4.3 Results in the Context of Existing Research

Recent reviews on paediatric febrile UTIs focused on diagnosis [53, 55], antibiotic treatment duration, prophylaxis for the risk of renal scarring development [58], or guidelines for management of paediatric febrile UTIs. Several studies included meta-analyses to compare different antimicrobial regimens used in the CTs. Those studies mainly evaluated the efficacy of oral antibiotic therapy versus initial IV therapy followed by oral therapy; or the efficacy of short duration versus long duration therapy [56, 59,60,61]. To our knowledge, this is the first review providing a comprehensive description of all antibiotic treatments providing point estimates for clinical and microbiological cure rates in paediatric febrile UTI CTs.

High rates of resistance to third-generation cephalosporins [6, 7] and increased prevalence of ESBL infections is being observed in children worldwide [9]. Carbapenems are widely used to treat such infections [11]. However, there are currently no CTs evaluating the effectiveness of carbapenems against paediatric ESBL UTIs and any evidence for carbapenem use for ESBL UTI treatment comes mainly from observational studies [62,63,64,65]. Two on-going clinical trials are assessing safety and efficacy of doripenem, cefepime or ceftazidime-avibactam (https://clinicaltrials.gov/; NCT01110408, NCT02497781), but the results are not yet available.

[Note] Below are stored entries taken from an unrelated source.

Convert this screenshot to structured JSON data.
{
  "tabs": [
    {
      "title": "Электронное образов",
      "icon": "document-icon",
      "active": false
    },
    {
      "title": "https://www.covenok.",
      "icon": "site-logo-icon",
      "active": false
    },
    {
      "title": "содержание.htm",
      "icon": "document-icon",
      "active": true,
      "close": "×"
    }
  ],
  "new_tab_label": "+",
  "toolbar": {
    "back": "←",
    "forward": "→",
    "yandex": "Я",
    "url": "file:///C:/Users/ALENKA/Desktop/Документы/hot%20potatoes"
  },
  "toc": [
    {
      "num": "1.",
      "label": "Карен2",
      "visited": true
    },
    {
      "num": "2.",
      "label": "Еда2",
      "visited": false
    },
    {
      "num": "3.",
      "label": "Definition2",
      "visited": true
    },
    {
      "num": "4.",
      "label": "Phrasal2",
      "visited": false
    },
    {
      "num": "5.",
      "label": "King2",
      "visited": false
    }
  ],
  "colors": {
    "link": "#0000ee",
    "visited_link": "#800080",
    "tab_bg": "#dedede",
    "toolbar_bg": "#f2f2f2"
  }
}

Of note, in our meta-analysis, the average cure rate was estimated to be 95.3%, which seems higher than in complicated UTIs in adults, where the microbiological eradication rate has been historically estimated to be 70% [66] and recently 80% for doripenem, levofloxacin and imipenem-cilastatin [67]. This is most likely related to the different background of adult patients with a complicated UTI. Adults with a complicated UTI usually have an underlying functional or anatomic abnormality of the urinary tract or a permanent urinary catheter [68], while pyelonephritis is only a fraction of complicated UTIs.

5 Future Steps

Our findings support the need for the conduct of pragmatic trials on MDR infections in children, including ESBL-producers and carbapenemase resistant organisms. These trials should explore the efficacy of oral and intravenous antibiotics against childhood febrile UTIs. These agents may be either newly developed (e.g. new beta-lactam/BLI combinations) or revived older off-patent antibiotics (e.g. fosfomycin). Observational, prospective cohort studies are required to inform the study design, treatment and outcomes for MDR febrile UTI trials.